Now the final attribute, which encompasses the other two deliberately and detaches the film from any other this year, is the role of Rooney Mara.
Mara has an assortment of responsibilities here. The two most important ones being, selling herself as the character of Lisbeth Salander while simultaneously posing herself as David Fincher’s meticulous distraction. Media scholar Marshall McLuhan once described the “content” of a medium as a juicy piece of meat carried by the burglar to distract the watchdog of the mind. Comparing Mara’s Salander to a “juicy piece of meat” within the context of the actual story has its withdrawals and is actually quite appalling; however from an outlying perspective on Fincher’s directorial process, she fits this role seamlessly, racing through the dullness of the mystery itself, decisively expanding into the more thematic appendages of the feature. As Blomkvist was the model for author Stieg Larsson, Mara’s Salander is the imprint of director David Fincher. The painstaking precision of both Fincher and Mara’s Salander gives us the only subjective read throughout the whole method of researching and adapting.

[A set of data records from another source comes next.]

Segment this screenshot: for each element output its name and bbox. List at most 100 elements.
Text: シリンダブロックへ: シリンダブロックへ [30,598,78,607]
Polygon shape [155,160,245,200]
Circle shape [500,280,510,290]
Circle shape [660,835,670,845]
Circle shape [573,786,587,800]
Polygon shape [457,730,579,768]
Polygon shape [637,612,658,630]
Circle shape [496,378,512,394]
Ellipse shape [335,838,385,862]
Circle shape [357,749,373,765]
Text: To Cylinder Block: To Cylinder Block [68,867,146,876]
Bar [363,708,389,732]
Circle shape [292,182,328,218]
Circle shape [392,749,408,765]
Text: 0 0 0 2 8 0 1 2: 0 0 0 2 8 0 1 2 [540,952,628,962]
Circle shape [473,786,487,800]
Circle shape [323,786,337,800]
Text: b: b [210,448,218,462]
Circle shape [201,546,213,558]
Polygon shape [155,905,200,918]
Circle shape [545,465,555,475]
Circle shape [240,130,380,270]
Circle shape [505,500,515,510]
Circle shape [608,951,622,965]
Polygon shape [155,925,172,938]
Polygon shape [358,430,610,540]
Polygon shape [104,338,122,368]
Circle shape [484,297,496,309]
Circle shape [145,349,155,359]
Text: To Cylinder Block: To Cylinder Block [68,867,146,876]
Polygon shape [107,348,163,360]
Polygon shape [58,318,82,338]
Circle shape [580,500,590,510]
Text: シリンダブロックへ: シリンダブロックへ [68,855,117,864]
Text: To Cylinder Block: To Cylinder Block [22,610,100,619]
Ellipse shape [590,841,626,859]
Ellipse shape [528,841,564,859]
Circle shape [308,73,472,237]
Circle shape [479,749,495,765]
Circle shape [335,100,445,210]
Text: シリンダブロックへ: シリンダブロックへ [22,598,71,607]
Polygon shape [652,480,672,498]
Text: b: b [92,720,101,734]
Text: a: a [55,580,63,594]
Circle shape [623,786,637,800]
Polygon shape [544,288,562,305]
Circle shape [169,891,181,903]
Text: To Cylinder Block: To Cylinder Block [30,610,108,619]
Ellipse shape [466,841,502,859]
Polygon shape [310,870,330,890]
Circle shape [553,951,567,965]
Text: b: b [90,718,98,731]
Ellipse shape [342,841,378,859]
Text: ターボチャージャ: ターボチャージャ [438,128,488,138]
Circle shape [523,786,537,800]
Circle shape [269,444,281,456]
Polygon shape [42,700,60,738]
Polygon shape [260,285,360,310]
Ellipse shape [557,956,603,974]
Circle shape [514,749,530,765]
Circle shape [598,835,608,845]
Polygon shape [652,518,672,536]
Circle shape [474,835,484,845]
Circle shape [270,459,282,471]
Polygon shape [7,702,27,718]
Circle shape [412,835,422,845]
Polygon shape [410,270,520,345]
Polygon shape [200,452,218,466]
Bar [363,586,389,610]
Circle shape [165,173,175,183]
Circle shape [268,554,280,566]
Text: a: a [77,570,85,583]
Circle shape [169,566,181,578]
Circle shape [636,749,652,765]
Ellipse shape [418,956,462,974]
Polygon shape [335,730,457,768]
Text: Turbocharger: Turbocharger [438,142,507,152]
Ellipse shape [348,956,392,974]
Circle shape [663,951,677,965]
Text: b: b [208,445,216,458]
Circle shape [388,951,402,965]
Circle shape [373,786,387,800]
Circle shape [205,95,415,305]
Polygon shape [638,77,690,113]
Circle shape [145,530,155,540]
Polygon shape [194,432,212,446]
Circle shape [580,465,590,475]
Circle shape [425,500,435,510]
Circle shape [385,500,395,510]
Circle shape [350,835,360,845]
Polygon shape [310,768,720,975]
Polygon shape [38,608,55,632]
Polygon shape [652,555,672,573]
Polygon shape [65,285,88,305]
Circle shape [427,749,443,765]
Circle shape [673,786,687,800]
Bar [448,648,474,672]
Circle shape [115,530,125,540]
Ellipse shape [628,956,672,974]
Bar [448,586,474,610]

In this circumstance of “pop”, we must begin to question the intentions of a director adapting a sub par book to benefit his own style and experience, ultimately exalting a more viable piece of Art. Minimizing the story’s purpose to intellectualize the audience’s understanding of the camera, both on screen and beyond, heightens the prospect of awareness but can also disrupt cathartic measurements.
The Girl with the Dragon Tattoo transcends this dichotomy due to Fincher’s appreciation of adaptation. Into the shroud coldness of the medium that is photography, ascends Rooney Mara’s portrayal of Lisbeth Salander; both Fincher’s memorial to the late Stieg Larsson, and his Christmas present to us cinema-goers.